Wisconsin Labor and Industry Review Commission --
Summary of Wisconsin Court Decision relating to Unemployment Insurance


Subject: Jackie K. Cooper vs. LIRC, Manpower and D Mark Group, Inc., Case No. 02 CV 222 (Wis. Cir. Ct., Grant Co., October 9, 2002) 

Digest Codes: MC 630.07  MC 665.12 

Cooper worked as a temporary employee for Manpower with an assignment at 3M in Prairie du Chien as a production laborer. He worked second shift on Friday, Saturday and Sunday. In a telephone conversation before going to work on Friday, November 17, 2000, Cooper was told that his shift was going to change and that he would be working two days instead of three with a resulting reduction in hours. He reported to work about 2:00 p.m., talked to his supervisor and called Manpower and accepted a transfer to the available opening. At about 3:30 p.m. he slipped and fell and was taken to an emergency room for treatment. He was given a leg brace and crutches and instructed to ice his leg and keep it elevated. He was given morphine to help with severe pain. He was told to return in a week and not work during that week. Cooper claimed workers compensation based on this injury.  The Wisconsin gun deer season opened the next day. Cooper hunted with his brother on Saturday, November 18, 2000 and on Thursday, November 23, 2000, and on each day the brother shot two deer that Cooper registered. On November 20, 2000, Manpower asked Cooper to report to the Manpower office for an investigative report. Cooper stated he could not drive because of his medication. He was picked up from his home and taken to give the report. Cooper reported for follow up and additional medical treatment on November 24, 2000, and December 15, 2000.   Cooper returned to light duty work on December 19, 2000. He was told not to report to the light duty job the next day. He was suspended on December 26, 2000, and terminated by letter dated December 28, 2000.  The commission found that Cooper was discharged for misconduct. 

On appeal the Circuit Court noted that the commission did not find that Cooper feigned a work-related injury. The court stated that the decision is based on the commission's finding that Cooper went deer hunting but that the commission did not explain how Cooper's deer hunting was an intentional and substantial disregard of the employer's interests. The timing and circumstances of Cooper's injury and his subsequent activity raise some significant level of suspicion about it. Once it is accepted that Cooper fell and was injured and that he was experiencing the symptoms that he complained about, it is difficult to conclude that simply by going deer hunting, given the various levels of activity possible in Wisconsin's program, that Cooper was guilty of misconduct. Since the commission did not explain what it meant when it found that Cooper went deer hunting, no determination can be made as to whether that activity was misconduct.  Therefore the court remanded the case to the commission to make specific findings of the activity Cooper engaged in and how that activity constituted misconduct. 

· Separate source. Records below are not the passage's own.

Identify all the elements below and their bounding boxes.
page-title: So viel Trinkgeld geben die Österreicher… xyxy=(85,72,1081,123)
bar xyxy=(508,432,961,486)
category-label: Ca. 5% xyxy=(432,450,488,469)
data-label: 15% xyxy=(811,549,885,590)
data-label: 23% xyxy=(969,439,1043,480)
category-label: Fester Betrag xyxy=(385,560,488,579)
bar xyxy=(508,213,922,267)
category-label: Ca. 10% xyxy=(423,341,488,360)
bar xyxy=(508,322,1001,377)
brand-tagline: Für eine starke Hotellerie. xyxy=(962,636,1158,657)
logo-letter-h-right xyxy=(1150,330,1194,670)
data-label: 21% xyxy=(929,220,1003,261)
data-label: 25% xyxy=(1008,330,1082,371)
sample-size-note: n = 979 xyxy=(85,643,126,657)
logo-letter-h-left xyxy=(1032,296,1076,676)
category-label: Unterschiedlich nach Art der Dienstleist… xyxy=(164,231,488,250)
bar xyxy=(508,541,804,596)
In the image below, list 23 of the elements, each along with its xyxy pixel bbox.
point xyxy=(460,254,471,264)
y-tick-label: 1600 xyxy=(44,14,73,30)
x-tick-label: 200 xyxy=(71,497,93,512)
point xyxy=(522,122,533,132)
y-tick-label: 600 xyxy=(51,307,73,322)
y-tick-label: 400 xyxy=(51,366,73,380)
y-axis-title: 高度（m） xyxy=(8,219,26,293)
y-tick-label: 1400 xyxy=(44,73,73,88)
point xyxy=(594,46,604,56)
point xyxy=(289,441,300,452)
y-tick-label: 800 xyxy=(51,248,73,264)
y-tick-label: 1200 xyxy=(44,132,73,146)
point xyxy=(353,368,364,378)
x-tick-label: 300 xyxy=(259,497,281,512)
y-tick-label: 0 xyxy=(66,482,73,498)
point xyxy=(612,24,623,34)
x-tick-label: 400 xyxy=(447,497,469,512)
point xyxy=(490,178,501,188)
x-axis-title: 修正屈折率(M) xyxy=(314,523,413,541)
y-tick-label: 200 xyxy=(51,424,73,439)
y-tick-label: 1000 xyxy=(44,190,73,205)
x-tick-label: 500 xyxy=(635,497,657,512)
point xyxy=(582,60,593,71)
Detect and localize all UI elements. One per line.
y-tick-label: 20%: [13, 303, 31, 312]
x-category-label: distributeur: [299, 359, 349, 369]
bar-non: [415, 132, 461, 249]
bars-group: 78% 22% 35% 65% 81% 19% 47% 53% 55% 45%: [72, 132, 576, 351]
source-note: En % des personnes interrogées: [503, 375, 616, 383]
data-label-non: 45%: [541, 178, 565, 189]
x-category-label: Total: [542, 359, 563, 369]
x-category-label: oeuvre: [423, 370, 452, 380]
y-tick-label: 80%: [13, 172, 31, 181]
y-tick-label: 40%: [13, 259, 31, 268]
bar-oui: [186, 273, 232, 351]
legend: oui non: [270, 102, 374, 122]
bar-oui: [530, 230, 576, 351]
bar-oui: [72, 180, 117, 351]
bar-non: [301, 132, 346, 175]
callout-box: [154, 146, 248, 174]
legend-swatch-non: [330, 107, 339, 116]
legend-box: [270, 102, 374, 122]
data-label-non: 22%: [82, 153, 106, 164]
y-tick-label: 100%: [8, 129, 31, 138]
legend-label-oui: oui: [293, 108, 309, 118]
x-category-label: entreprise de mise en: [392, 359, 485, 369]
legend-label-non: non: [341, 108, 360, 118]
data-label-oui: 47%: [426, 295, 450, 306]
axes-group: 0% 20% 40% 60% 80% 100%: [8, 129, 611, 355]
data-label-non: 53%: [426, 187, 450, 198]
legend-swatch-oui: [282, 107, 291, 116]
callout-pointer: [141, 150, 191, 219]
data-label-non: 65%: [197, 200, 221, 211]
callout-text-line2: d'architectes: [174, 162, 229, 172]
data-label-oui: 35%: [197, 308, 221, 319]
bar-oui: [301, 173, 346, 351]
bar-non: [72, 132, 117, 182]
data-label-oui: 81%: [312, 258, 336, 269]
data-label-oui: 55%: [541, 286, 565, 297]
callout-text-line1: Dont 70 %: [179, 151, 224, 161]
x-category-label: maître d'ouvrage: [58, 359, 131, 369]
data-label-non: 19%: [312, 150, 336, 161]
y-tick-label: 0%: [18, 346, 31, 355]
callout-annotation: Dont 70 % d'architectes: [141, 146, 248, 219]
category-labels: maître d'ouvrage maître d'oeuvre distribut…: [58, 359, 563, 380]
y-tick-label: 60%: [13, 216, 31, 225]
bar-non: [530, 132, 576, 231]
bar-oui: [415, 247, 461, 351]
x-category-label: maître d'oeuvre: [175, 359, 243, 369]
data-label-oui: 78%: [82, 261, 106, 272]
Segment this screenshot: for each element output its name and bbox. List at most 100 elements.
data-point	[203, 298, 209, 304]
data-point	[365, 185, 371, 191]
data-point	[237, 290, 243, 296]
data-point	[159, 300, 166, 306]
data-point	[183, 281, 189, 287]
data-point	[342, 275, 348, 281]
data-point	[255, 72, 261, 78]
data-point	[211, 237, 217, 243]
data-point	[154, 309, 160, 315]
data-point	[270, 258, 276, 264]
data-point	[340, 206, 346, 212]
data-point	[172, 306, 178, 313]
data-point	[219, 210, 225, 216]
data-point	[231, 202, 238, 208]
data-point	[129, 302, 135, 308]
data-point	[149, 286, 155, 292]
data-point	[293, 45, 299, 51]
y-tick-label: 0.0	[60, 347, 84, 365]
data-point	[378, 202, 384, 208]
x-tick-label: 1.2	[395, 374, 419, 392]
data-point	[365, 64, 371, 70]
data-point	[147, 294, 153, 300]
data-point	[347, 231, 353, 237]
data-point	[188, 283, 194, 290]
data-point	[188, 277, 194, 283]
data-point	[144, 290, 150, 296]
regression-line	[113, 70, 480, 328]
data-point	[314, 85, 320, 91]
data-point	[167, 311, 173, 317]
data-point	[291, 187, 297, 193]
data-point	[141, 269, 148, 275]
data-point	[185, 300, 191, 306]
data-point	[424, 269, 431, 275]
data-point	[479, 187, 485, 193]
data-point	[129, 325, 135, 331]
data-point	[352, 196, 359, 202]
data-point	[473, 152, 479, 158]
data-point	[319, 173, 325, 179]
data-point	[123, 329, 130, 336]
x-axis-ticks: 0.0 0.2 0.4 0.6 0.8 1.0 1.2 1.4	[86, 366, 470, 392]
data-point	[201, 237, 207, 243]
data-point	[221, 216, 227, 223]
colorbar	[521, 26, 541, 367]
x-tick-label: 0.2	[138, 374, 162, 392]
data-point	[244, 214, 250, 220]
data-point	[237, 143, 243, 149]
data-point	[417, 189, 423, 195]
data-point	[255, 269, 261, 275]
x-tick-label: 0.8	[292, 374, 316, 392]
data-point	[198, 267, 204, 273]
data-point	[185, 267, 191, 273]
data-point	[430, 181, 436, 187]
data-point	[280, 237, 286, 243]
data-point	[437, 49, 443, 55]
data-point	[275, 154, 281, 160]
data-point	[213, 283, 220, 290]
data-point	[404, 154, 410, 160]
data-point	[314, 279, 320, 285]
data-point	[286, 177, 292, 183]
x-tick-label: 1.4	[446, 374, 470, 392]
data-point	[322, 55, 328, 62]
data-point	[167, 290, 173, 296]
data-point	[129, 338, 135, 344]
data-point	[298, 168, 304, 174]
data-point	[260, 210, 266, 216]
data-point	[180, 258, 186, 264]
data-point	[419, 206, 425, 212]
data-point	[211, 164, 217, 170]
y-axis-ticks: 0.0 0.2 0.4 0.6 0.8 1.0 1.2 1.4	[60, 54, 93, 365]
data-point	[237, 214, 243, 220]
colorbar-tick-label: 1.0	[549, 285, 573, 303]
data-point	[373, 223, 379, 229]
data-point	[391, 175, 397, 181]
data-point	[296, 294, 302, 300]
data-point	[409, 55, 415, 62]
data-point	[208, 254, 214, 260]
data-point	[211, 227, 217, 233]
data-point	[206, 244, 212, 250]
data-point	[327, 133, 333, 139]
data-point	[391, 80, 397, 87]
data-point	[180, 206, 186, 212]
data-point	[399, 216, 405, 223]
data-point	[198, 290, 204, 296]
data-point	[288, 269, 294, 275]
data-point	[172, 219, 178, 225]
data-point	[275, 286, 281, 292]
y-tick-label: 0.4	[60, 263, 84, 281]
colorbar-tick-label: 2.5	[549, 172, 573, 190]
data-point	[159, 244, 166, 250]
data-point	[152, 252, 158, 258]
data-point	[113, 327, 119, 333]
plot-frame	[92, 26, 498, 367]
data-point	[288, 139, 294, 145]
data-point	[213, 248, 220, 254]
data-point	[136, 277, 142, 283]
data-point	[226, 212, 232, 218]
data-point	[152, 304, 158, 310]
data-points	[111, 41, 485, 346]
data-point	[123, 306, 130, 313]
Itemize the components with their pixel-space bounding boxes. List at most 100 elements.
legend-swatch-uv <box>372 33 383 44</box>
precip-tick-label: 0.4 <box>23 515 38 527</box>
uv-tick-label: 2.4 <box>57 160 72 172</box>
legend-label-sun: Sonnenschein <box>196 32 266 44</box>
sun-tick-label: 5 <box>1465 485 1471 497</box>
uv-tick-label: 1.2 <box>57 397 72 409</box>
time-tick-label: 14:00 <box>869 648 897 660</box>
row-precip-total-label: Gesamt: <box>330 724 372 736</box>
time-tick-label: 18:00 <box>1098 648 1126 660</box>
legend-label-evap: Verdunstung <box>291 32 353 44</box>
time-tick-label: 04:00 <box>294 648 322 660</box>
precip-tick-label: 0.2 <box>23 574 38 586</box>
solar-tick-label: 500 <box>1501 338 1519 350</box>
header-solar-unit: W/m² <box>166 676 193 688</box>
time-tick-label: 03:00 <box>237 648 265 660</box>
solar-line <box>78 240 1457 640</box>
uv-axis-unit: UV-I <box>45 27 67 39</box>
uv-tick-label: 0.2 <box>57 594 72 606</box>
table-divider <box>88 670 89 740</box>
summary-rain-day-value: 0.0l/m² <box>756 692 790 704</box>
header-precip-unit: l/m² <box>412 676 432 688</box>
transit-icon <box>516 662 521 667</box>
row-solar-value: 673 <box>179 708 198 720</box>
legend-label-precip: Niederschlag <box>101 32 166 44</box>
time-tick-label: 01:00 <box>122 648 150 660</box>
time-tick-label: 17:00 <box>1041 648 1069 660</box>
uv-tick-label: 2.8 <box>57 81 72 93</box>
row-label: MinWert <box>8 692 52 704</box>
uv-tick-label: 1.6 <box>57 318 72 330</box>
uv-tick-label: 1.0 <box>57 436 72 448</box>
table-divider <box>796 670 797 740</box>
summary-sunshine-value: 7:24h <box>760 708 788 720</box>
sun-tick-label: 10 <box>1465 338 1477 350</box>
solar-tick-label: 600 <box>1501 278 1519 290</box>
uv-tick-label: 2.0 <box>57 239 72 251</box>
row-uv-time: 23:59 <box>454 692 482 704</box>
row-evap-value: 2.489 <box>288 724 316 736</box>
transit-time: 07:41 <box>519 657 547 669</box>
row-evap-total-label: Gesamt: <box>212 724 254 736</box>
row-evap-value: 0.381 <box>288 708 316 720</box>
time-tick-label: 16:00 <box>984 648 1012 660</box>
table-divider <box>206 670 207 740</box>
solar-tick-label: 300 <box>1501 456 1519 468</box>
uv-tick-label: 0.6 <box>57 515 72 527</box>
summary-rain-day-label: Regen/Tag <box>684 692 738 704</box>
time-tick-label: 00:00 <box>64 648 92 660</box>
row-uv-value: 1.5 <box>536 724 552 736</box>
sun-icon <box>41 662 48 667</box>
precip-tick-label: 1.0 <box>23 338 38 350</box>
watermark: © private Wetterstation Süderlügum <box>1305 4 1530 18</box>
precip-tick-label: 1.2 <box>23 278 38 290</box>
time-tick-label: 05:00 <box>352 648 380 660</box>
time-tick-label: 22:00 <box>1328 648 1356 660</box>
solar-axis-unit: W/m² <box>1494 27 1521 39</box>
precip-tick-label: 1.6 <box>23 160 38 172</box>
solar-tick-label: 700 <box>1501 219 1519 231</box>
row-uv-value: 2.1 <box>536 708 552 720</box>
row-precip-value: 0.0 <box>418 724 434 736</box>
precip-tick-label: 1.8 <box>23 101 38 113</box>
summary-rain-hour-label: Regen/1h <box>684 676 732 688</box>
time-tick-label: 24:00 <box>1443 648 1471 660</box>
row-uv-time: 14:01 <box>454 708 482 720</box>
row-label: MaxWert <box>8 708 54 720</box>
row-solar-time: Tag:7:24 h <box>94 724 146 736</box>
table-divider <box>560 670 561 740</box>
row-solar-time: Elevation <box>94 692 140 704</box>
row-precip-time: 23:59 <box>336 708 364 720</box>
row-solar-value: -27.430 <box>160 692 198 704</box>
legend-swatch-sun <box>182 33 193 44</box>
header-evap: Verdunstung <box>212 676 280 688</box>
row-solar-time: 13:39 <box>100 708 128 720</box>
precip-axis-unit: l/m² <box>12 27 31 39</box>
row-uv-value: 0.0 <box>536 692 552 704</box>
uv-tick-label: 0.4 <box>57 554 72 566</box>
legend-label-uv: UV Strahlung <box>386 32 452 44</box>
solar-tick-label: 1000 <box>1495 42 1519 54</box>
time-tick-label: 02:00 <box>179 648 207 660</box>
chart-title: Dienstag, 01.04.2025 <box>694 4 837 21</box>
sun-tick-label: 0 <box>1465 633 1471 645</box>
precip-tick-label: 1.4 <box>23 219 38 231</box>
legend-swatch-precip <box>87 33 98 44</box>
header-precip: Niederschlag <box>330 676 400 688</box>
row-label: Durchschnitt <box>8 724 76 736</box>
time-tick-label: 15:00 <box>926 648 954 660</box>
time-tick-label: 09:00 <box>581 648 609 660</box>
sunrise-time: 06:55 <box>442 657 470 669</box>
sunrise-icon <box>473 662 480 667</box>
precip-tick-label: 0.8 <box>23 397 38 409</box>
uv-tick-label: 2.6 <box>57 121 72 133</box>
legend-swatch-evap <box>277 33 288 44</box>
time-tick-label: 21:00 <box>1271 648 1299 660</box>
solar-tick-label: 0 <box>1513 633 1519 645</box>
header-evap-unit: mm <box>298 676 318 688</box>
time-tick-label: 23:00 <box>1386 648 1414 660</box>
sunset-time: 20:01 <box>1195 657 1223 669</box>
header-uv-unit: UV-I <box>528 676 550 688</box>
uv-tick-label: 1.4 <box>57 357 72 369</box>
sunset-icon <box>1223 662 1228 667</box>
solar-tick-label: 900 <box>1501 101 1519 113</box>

On remand the commission rejected Cooper's testimony concerning his lack of active participation in deer hunting. It found that the hunt results must have required physical activity on Cooper's part that was inconsistent with the statement concerning his activity provided in his medical exams. His statements concerning the extent of his injury were not truthful and amounted to falsification of a claimed work injury. This amounted to misconduct which disqualified him for unemployment benefits. Cooper again appealed.

Held: The commission was entitled to find that Cooper's statements concerning his lack of participation in deer hunting were not credible and that his claims for workers compensation benefits were falsified and amounted to misconduct. The commission's decision is affirmed and benefits are denied.

[LIRC decision]


Please note that this is a summary prepared by staff of the commission, not a verbatim reproduction of the court decision.